Sumeet Chadda of Axiata Group addressed how stakeholders in this ecosystem collaborate to accelerate progress. He explained that network equipment building systems (NEBS) are not interested in open source, believing that they already have systems that enable achievement of network KPIs. One of his biggest concerns was how innovations can be quickly upstreamed into the open community and then downstreamed to become standards, and how quickly this can be done. He thinks this process would be accelerated if the open source community were to agree on a set of standards to follow. An earlier keynote speaker, Rajan Mathews of the General Cellular Operators of India, was another panelist. He noted that the open source community tended “to be a free-thinking, free-acting group of folks and we balk at constraints like policy and regulation.” When the great innovations from open source are brought to the telco world, they still have to work with established policies, regulations, and testing.
Jamadagni agreed that policy concerns are there, yes, but that from Day One, everyone knows the rules and the system in which they are operating. He pointed to a counterpoint from the world of companies like Facebook, which rely on users’ personal data as a central part of their data. In those environments, the rules are non-existent and constantly changing, posing different challenges for open source. Jamadagni identified one open source security challenge, which is that because it is available to anyone, any loopholes become known. He talked about the importance of customization and diligence to make systems and networks secure.
Aseem Parikh of ONF interjected at this point to say that he thinks it’s better for “everyone to know of a flaw because then anyone can fix it.” Jamadagni countered that there won’t always be time to get a flaw fixed — one breach is one too many. Dr. Gopal echoed Parikh’s points, saying that “open source is in fact a lot more secure” and “in the long term, a lot more reliable and scalable than many proprietary assessments.”

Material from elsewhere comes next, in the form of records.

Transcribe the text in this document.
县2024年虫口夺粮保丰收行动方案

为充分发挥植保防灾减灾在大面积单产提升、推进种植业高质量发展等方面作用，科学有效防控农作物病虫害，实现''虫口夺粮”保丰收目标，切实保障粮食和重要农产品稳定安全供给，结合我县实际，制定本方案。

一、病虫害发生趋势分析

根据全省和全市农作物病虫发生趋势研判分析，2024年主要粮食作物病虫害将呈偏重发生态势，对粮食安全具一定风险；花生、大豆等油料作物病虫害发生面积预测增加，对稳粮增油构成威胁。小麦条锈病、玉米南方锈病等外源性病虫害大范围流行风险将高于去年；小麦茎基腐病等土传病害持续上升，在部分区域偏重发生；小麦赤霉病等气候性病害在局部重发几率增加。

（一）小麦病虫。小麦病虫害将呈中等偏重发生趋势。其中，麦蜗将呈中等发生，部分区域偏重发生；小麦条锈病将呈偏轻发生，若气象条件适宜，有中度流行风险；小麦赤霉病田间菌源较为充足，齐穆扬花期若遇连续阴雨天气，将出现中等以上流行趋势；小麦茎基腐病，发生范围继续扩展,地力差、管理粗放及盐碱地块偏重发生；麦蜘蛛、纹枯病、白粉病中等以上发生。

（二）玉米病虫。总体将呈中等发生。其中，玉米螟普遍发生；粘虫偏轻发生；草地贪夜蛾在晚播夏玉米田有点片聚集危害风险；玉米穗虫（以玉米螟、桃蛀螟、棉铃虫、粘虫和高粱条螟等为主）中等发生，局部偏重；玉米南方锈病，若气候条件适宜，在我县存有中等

The conversation then turned to the skillset of India’s tech workers and how India can best position itself regarding open source. Mathews said that along with outsourcing its skilled workers, India has also outsourced intelligence, and now needs to get this intelligence back in terms of network design, maintenance and operation. He argued that these are very different skillsets, and something that India needs to develop. These skills for the telco environment are hard to develop, though, because most R&D is happening in the OEM world.

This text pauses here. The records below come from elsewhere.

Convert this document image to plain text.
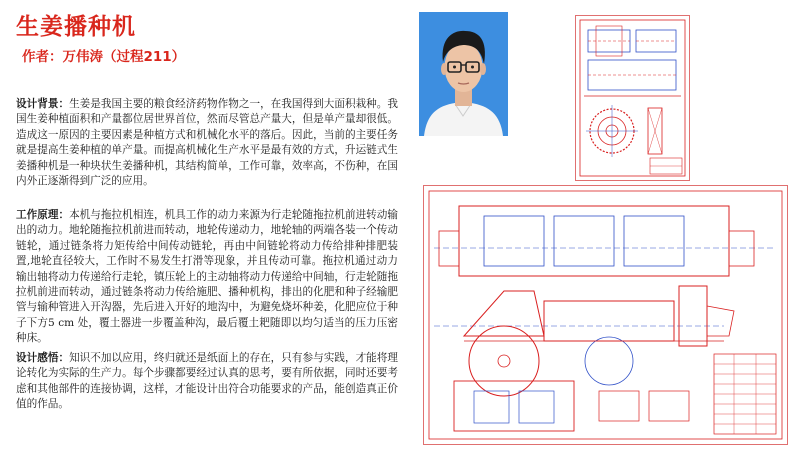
生姜播种机
作者：万伟涛（过程211）
设计背景：生姜是我国主要的粮食经济药物作物之一，在我国得到大面积栽种。我国生姜种植面积和产量都位居世界首位，然而尽管总产量大，但是单产量却很低。造成这一原因的主要因素是种植方式和机械化水平的落后。因此，当前的主要任务就是提高生姜种植的单产量。而提高机械化生产水平是最有效的方式，升运链式生姜播种机是一种块状生姜播种机，其结构简单，工作可靠，效率高，不伤种，在国内外正逐渐得到广泛的应用。
工作原理：本机与拖拉机相连，机具工作的动力来源为行走轮随拖拉机前进转动输出的动力。地轮随拖拉机前进而转动，地轮传递动力，地轮轴的两端各装一个传动链轮，通过链条将力矩传给中间传动链轮，再由中间链轮将动力传给排种排肥装置,地轮直径较大，工作时不易发生打滑等现象，并且传动可靠。拖拉机通过动力输出轴将动力传递给行走轮，镇压轮上的主动轴将动力传递给中间轴，行走轮随拖拉机前进而转动，通过链条将动力传给施肥、播种机构，排出的化肥和种子经输肥管与输种管进入开沟器，先后进入开好的地沟中，为避免烧坏种姜，化肥应位于种子下方5 cm 处，覆土器进一步覆盖种沟，最后覆土耙随即以均匀适当的压力压密种床。
设计感悟：知识不加以应用，终归就还是纸面上的存在，只有参与实践，才能将理论转化为实际的生产力。每个步骤都要经过认真的思考，要有所依据，同时还要考虑和其他部件的连接协调，这样，才能设计出符合功能要求的产品，能创造真正价值的作品。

Dr. Gopal highlighted that open source provides a way of executing collaborative development and can help India’s workers gain these skills. Similarly, Jamadagni disagreed with the suggestion that innovation was driven by the OEMs.
The final topic was on the most strategic use cases for open source. Jamadagni said that not only does open source save money and provide software opportunity for the Indian people, it also puts people in the collaboration mindset — an essential approach in today’s organizational environment. He said that the intrinsic nature of the operator’s business is changing so that it’s disaggregated and open sourced. “Open source is simply the way to go,” he closed.
Mathews said that in India, open source has to be socially oriented, especially regarding 5G and education, agriculture, health, smart cities and waste management. Dr. Gopal agreed and said that his IUDX project, which is a data exchange for smart cities, was built with open source. Chadda said that he and his group are looking forward to using open standards to reduce capex and opex pressures, reducing cost for big items like zero-touch operations and DevOps, ultimately lowering costs and making it easier to maintain networks.
Anurag closed the panel by thanking everyone for sharing their perspectives, saying that it was a phenomenal opportunity for people to participate and embrace the open network journey.